15. The method according to claim 10, wherein outputting the compressed data with metadata comprising the fidelity metric comprises:
outputting compressed data relating to at least one part of the plurality of parts of data with respective metadata relating to that at least one part of the plurality of parts of the data.
16. The method according to claim 15, wherein transmitting compressed data relating to the respective part of the data with metadata relating to that part of the data occurs in real time once the metadata for that part of the data has been generated.
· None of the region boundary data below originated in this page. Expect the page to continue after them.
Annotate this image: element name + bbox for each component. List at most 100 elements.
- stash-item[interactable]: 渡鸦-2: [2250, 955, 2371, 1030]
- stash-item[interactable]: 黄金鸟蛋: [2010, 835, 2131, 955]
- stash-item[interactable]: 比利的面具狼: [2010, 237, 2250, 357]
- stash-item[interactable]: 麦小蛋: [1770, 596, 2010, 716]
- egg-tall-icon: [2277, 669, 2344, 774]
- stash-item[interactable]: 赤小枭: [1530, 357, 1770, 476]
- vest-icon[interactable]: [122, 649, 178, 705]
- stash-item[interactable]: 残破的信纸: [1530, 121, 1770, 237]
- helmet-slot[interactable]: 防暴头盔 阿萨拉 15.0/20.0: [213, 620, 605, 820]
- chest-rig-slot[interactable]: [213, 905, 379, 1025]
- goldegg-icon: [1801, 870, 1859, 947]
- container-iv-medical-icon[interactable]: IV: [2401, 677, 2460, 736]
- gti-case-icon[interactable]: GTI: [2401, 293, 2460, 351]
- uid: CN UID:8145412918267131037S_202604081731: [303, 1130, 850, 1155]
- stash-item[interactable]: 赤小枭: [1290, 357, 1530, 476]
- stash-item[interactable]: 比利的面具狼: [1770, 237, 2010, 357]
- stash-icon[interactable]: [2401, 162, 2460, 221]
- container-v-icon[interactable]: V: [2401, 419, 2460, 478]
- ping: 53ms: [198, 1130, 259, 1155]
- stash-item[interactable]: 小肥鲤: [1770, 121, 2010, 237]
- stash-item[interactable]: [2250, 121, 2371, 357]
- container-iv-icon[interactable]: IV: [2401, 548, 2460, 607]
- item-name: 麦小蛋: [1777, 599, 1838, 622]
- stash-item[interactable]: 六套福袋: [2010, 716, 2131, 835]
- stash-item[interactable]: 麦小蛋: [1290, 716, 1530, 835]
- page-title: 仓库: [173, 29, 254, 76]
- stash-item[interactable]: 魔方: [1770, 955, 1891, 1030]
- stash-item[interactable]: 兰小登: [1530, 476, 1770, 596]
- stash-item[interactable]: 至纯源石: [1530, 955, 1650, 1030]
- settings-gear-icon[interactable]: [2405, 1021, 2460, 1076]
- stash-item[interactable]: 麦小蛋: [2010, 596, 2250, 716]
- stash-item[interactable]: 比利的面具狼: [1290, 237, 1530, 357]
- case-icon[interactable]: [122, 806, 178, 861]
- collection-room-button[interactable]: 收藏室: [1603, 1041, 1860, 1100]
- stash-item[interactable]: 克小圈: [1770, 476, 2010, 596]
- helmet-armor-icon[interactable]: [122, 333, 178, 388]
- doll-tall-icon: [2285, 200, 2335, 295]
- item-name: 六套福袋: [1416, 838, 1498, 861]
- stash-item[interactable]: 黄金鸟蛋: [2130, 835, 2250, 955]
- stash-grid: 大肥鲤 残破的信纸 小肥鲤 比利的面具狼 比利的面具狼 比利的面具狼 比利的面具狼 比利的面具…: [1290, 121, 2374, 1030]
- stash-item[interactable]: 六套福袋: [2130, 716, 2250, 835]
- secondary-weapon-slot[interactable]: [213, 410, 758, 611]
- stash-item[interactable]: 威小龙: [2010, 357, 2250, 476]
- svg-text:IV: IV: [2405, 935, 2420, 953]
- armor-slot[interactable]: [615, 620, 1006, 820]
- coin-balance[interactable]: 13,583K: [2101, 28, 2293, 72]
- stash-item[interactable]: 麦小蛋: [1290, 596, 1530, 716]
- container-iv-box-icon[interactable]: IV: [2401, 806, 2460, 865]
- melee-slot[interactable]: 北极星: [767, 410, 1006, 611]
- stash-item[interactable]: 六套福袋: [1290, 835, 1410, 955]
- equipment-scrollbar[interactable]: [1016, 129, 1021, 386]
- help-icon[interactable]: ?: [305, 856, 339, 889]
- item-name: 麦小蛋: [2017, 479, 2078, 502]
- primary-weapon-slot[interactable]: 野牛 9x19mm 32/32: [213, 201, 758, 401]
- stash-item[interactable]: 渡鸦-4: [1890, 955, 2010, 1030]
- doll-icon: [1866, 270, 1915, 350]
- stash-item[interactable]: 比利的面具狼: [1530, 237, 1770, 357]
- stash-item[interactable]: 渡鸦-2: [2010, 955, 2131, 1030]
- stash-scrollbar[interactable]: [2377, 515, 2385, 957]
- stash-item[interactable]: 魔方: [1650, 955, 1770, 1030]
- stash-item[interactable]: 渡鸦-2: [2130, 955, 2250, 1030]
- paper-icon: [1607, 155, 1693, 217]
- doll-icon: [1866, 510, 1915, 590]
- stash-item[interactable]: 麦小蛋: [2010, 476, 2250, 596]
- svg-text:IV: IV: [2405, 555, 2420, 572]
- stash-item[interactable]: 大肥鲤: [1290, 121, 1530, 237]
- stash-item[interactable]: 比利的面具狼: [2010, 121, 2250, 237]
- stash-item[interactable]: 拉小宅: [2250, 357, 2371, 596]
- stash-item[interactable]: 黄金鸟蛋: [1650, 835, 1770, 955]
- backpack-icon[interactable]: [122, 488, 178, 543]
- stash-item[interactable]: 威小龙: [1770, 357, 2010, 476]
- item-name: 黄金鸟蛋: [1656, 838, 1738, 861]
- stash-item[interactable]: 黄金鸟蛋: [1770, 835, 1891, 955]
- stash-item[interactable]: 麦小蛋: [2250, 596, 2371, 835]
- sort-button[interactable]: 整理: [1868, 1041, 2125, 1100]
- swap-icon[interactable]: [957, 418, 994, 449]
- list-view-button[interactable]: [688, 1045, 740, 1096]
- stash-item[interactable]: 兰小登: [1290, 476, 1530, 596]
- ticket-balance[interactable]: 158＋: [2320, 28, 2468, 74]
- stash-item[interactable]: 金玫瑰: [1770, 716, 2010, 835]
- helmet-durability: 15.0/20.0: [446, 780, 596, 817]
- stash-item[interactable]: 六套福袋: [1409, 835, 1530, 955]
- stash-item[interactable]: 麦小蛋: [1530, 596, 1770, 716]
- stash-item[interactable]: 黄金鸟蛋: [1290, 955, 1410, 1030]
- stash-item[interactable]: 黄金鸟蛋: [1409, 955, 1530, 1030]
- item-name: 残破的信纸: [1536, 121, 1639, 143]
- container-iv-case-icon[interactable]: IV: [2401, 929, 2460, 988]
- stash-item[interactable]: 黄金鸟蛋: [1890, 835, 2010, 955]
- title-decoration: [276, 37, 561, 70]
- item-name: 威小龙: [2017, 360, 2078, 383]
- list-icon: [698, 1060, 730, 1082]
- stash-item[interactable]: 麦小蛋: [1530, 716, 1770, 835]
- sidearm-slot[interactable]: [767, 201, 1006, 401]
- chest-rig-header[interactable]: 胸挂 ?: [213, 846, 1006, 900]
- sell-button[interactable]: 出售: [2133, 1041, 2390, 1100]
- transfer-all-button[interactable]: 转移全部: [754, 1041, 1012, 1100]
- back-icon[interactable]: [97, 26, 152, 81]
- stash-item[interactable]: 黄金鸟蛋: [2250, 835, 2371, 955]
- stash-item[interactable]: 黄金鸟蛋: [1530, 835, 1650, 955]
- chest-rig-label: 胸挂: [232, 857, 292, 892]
17. The method according to claim 14, further comprising combining the fidelity metric for each of the parts of plurality of parts of the data into a combined fidelity metric.
18. The method according to claim 17, wherein the metadata comprises the combined fidelity metric.
19. A method comprising:
obtaining data comprising compressed data and metadata, the metadata comprising a fidelity metric of the compressed data;
decompressing the compressed data to generate reconstructed data; and
determining, in dependence on the fidelity metric, whether the reconstructed data is suitable for use.
20. A non-transitory computer readable medium comprising instructions that, when executed, cause one or more processors to perform the following steps:
obtaining data;
compressing the data to form compressed data;
decompressing the compressed data to generate reconstructed data;
comparing the data and the reconstructed data to generate a fidelity metric of the compressed data; and
outputting the compressed data with metadata comprising the fidelity metric.